The Court noted the definition, though expansive, did not include gifts or loans. A gift, which is what the Court found in this case, or a loan would not be part of income for calculation of support but a gift could be the basis for a deviation from the guidelines. A loan could not. The Court here found a gift.
Mother argued that the gifts were income because they were used to support father’s lifestyle rather than for investments. Father argued gifts not given in exchange for services are not income under the statute. The Superior Court agreed with the trial court that gifts are not income. Monetary gifts from family members are a common practice and would have been known to the drafters of the statute. Had the General Assembly wished to include gifts as income it would have done so. The Court is not empowered to add language to the statute that the legislature did not.

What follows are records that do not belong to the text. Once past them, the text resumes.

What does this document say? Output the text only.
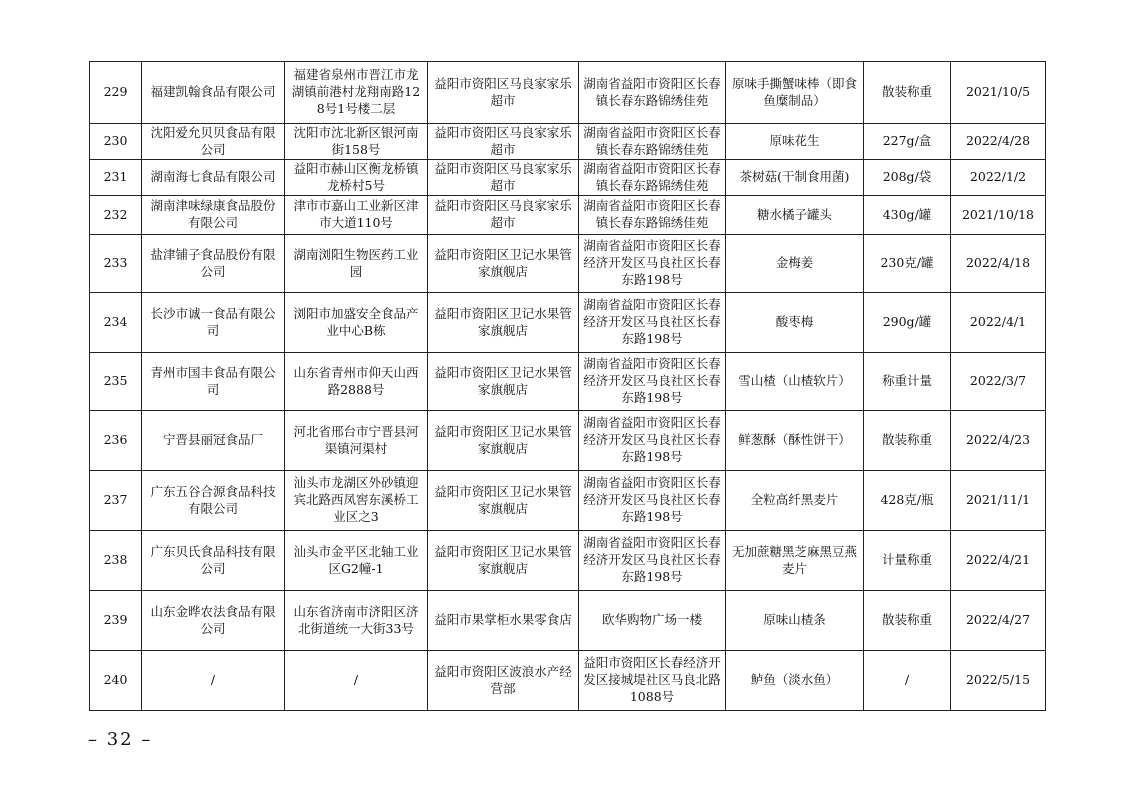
229	福建凯翰食品有限公司	福建省泉州市晋江市龙湖镇前港村龙翔南路128号1号楼二层	益阳市资阳区马良家家乐超市	湖南省益阳市资阳区长春镇长春东路锦绣佳苑	原味手撕蟹味棒（即食鱼糜制品）	散装称重	2021/10/5
230	沈阳爱允贝贝食品有限公司	沈阳市沈北新区银河南街158号	益阳市资阳区马良家家乐超市	湖南省益阳市资阳区长春镇长春东路锦绣佳苑	原味花生	227g/盒	2022/4/28
231	湖南海七食品有限公司	益阳市赫山区衡龙桥镇龙桥村5号	益阳市资阳区马良家家乐超市	湖南省益阳市资阳区长春镇长春东路锦绣佳苑	茶树菇(干制食用菌)	208g/袋	2022/1/2
232	湖南津味绿康食品股份有限公司	津市市嘉山工业新区津市大道110号	益阳市资阳区马良家家乐超市	湖南省益阳市资阳区长春镇长春东路锦绣佳苑	糖水橘子罐头	430g/罐	2021/10/18
233	盐津铺子食品股份有限公司	湖南浏阳生物医药工业园	益阳市资阳区卫记水果管家旗舰店	湖南省益阳市资阳区长春经济开发区马良社区长春东路198号	金梅姜	230克/罐	2022/4/18
234	长沙市诚一食品有限公司	浏阳市加盛安全食品产业中心B栋	益阳市资阳区卫记水果管家旗舰店	湖南省益阳市资阳区长春经济开发区马良社区长春东路198号	酸枣梅	290g/罐	2022/4/1
235	青州市国丰食品有限公司	山东省青州市仰天山西路2888号	益阳市资阳区卫记水果管家旗舰店	湖南省益阳市资阳区长春经济开发区马良社区长春东路198号	雪山楂（山楂软片）	称重计量	2022/3/7
236	宁晋县丽冠食品厂	河北省邢台市宁晋县河渠镇河渠村	益阳市资阳区卫记水果管家旗舰店	湖南省益阳市资阳区长春经济开发区马良社区长春东路198号	鲜葱酥（酥性饼干）	散装称重	2022/4/23
237	广东五谷合源食品科技有限公司	汕头市龙湖区外砂镇迎宾北路西凤窖东溪桥工业区之3	益阳市资阳区卫记水果管家旗舰店	湖南省益阳市资阳区长春经济开发区马良社区长春东路198号	全粒高纤黑麦片	428克/瓶	2021/11/1
238	广东贝氏食品科技有限公司	汕头市金平区北轴工业区G2幢-1	益阳市资阳区卫记水果管家旗舰店	湖南省益阳市资阳区长春经济开发区马良社区长春东路198号	无加蔗糖黑芝麻黑豆燕麦片	计量称重	2022/4/21
239	山东金晔农法食品有限公司	山东省济南市济阳区济北街道统一大街33号	益阳市果掌柜水果零食店	欧华购物广场一楼	原味山楂条	散装称重	2022/4/27
240	/	/	益阳市资阳区波浪水产经营部	益阳市资阳区长春经济开发区接城堤社区马良北路1088号	鲈鱼（淡水鱼）	/	2022/5/15
– 32 –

Next, the Court reviewed Rule 1910.16-5 which states that the Court may deviate from guideline amounts but must state the reason for the deviation. Rule 1910.16-5(a) lists items which the Court may consider in determining a deviation including unusual needs or fixed obligations; other support obligations of the parties; other income in the household; ages of the children; relative assets and liabilities of the parties; medical expenses not covered by insurance; standard of living of the parties or the children; in a spousal support or alimony pendente lite case, the duration of the marriage from the date of the marriage to final separation and other factors, including the best interests of the children. The trier of fact must explain the basis for a deviation if it makes one. Gifts may be a consideration as the basis on which the Court may support a deviation.
Here the Court used actual income, not to include gifts, to calculate support. The Court considered the gifts in making a deviation. This is consistent with the law and rules of Court.
Thereafter, the Court did not allocate expenses for certain periods of time where the grandfather provided father with reimbursement for the same. The father argued that this was in error because Rule 1910.16-5 provides that unreimbursed medical expenses and other needs of the children shall be allocated. Other needs have been interpreted to include costs associated with extracurricular activities. Father was directly reimbursed for all expenses from the grandfather or a family trust such that father did not have to spend his own income for these expenses. Thus, father did not contribute to these expenses and the trial court did not require mother to pay an allocated portion of the expenses. The trial court did not abuse its discretion declining to require mother to pay a share of the expenses while father was being reimbursed by grandfather for those expenses.